The clinical cost of this mystification is vagueness. When a patient struggles with relationship patterns, telling them they're wrestling with their Anima or Animus sounds profound but doesn't provide clear guidance for change. What specifically should they do differently? How would they know if they'd integrated this archetype? The mystical language obscures rather than clarifies.
A Better Explanation
Here's what actually happens: We learn before we can think critically. As infants and young children, we absorb patterns of relating, feeling, and behaving from our caregivers and culture. Mirror neurons, implicit learning systems, and procedural memory encode these patterns before we have the cognitive capacity to evaluate them.

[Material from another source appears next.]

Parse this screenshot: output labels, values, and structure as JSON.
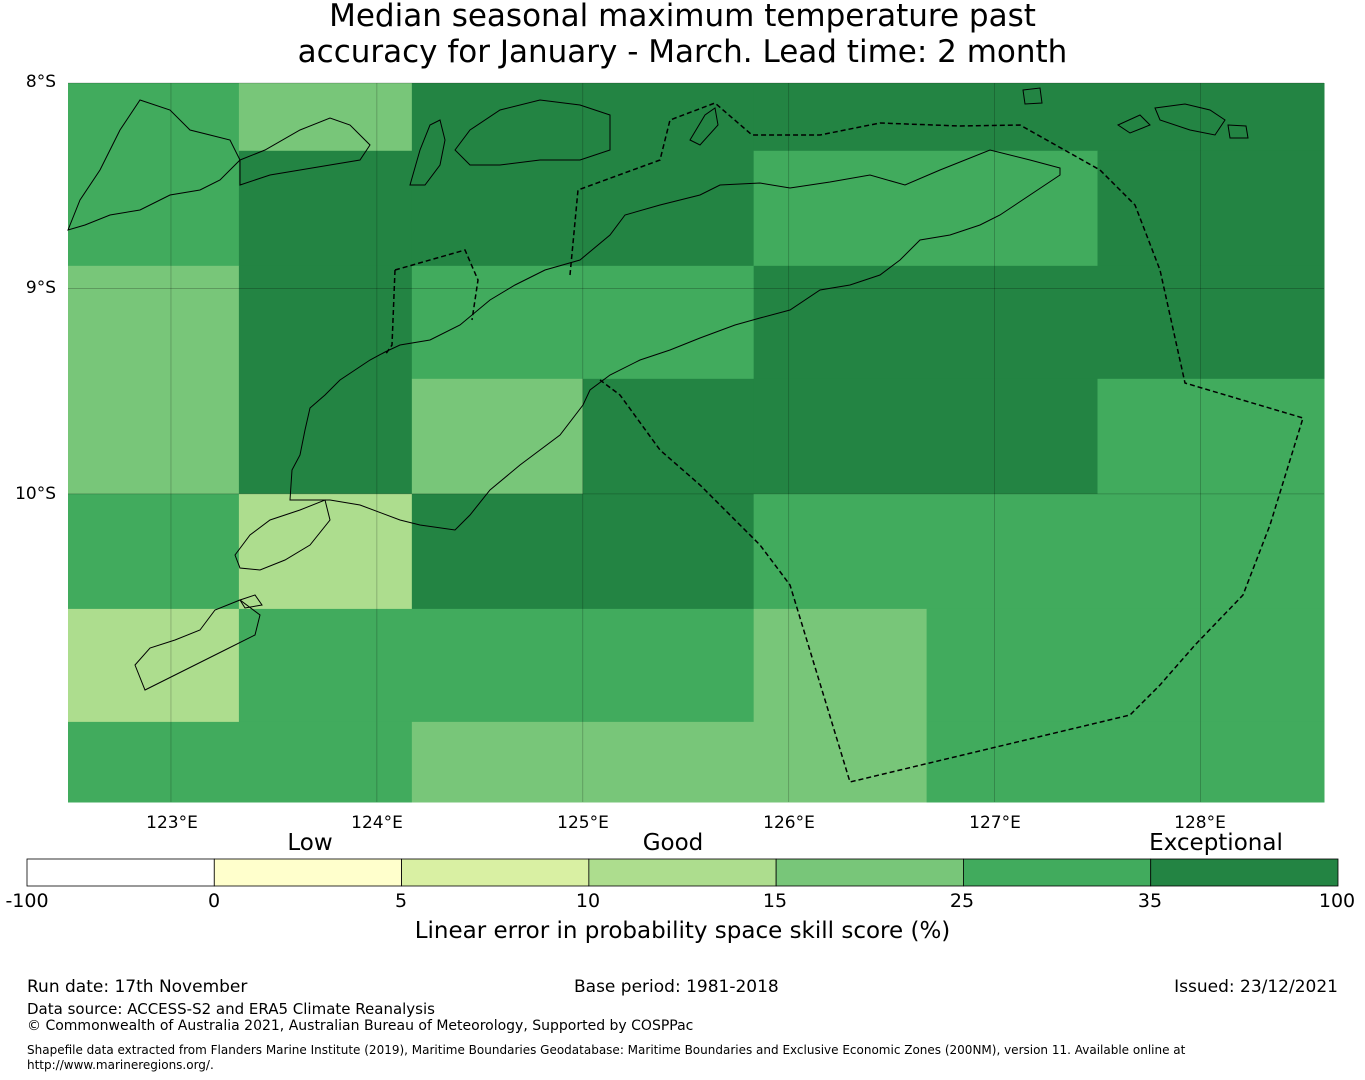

These early learned patterns become automated—they run without conscious awareness. They feel like who we are rather than what we learned. And because our caregivers learned from their caregivers, and culture transmits across generations, we do inherit something collective—but through learning, not through genes.
The universality of certain patterns—hero's journeys, initiation rites, images of death and rebirth—reflects universal human situations, not inherited archetypes. Every culture faces similar challenges: the transition to adulthood, the management of aggression, the confrontation with mortality. Similar challenges produce similar symbolic solutions.
What This Means for Shadow Work
The TikTok shadow workers are doing something valuable when they examine their triggers, recognize their projections, and try to integrate rejected parts of themselves. But they don't need Jung's metaphysics to do it.
What they're actually doing is recognizing automated patterns and asking whether those patterns serve them. They're identifying rules they follow without knowing they're following them. They're making the unconscious conscious—not by encountering transcendent archetypal figures, but by bringing adult awareness to childhood learning that was never critically examined.
This is real psychological work, and it can produce real change. But it works best with guidance—someone who can help you see what you're not seeing, tolerate what you've been avoiding, and revise patterns that have become second nature.
In the final article of this series, I'll describe what a grounded depth psychology might look like—one that preserves what's valuable in Jung without the metaphysical baggage.
References
Jung, C. G. (1959). The Archetypes and the Collective Unconscious. Princeton University Press.
Schacter, D. L. (1987). Implicit memory: History and current status. Journal of Experimental Psychology: Learning, Memory, and Cognition, 13(3), 501–518.